Student regent Sadia Saifuddin said most students “are not going to be too happy about this” and she feared that middle-income students would feel the increases most. She placed much of the blame on state funding, which she said proved to be far less than Brown implied it would be when he urged UC students to vote for Prop. 30 two years ago.
“What we are looking at is UC being backed into a corner, making a difficult decision and putting the burden of the quality of the university on students’ backs,” she said. A UC Berkeley student, Saifuddin said she had not decided yet how she would vote on the measure at the regents meeting. One of the few upsides, she said, is that it would allow students to plan ahead financially, unlike past, sudden tuition increases.
Bruce Varner, the Riverside attorney who is chairman of the regents board, said he expects “a robust discussion, of course, and a lot of different ideas” about tuition at the upcoming meeting. He said he expects a majority of regents will support the plan as long as the commitment to increase financial aid is kept.

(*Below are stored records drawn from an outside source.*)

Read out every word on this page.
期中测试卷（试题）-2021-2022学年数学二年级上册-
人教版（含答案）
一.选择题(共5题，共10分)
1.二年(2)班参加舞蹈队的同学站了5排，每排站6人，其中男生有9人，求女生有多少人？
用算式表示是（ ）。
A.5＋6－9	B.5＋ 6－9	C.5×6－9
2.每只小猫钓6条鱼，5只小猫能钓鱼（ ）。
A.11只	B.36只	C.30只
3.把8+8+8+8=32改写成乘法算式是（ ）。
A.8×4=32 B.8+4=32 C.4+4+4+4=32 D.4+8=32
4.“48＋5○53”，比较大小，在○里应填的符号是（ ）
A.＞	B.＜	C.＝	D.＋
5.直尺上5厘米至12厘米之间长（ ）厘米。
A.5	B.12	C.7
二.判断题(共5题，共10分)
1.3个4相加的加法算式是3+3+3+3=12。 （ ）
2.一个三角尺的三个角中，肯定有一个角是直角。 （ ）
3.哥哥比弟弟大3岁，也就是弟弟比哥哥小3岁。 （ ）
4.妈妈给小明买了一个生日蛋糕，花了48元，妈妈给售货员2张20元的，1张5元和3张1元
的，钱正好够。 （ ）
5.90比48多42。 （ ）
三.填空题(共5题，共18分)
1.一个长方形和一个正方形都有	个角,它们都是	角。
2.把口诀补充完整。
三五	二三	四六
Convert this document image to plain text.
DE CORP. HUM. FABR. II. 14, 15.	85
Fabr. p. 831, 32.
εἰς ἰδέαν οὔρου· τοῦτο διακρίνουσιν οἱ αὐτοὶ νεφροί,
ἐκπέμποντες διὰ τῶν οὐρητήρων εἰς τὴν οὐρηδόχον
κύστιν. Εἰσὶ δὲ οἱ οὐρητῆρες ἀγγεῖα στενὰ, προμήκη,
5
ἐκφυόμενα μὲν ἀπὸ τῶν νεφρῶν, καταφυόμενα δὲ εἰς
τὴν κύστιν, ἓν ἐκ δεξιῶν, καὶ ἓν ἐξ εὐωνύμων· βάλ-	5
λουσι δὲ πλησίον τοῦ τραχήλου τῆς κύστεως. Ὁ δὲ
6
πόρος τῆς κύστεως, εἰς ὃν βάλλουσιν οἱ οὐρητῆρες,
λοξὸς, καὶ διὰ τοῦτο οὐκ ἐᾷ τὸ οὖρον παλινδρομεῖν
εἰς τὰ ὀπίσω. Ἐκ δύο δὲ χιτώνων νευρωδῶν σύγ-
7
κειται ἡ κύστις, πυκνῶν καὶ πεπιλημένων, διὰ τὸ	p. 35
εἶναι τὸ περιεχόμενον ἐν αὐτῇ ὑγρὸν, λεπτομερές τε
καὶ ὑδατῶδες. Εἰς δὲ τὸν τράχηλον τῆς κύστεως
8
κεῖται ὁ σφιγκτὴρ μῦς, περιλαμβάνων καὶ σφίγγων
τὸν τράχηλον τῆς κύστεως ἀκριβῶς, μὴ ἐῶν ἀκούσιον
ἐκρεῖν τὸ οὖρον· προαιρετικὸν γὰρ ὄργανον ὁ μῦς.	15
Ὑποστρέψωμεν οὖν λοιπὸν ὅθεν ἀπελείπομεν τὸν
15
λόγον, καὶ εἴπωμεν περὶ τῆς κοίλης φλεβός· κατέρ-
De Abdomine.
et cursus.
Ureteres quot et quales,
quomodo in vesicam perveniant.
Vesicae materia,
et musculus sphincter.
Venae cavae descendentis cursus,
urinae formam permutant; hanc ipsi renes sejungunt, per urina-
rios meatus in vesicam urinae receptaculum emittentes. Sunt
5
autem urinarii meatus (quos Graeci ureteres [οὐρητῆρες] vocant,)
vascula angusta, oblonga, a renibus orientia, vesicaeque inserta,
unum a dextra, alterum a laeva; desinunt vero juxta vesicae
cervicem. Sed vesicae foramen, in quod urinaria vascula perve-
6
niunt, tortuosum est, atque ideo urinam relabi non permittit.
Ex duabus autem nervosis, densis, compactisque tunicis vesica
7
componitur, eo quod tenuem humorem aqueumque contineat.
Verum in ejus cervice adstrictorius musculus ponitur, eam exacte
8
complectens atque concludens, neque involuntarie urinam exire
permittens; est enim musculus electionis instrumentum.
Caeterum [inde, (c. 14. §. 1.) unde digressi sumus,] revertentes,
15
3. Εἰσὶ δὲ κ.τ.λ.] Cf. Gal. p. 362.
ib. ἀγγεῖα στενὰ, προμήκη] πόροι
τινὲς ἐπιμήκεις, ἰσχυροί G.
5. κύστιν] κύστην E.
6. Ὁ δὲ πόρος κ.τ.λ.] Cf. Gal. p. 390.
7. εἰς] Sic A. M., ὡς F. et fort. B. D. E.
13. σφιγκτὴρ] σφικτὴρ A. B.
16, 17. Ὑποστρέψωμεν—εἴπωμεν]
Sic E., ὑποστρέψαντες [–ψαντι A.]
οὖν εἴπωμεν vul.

The proposal brings “a consistent and stable approach to tuition that can be adjusted and hopefully adjusted downward depending on what the state does,” he said.
Regent Russell Gould, who is chairman of the board’s long-range planning committee, said he too expects it will pass after facing some initial public opposition.
“Tuition is always sensitive but I think if we don’t surprise people and it’s modest, people understand,” said Gould, who is former director of the state Department of Finance. “They want their degrees to mean something and we want to protect the quality of the education at the university.”
UC investigated alternative plans such as charging different tuition levels by majors or campuses and possibly delaying tuition bills until after students graduate. Napolitano said all of those ideas proved too complicated and difficult to administer, and would possibly raise arguments among departments and campuses.
She noted that the UC tuition next year will remain below that of such other top public research-oriented schools such as the University of Michigan at Ann Arbor, the University of Virginia and the University of Illinois.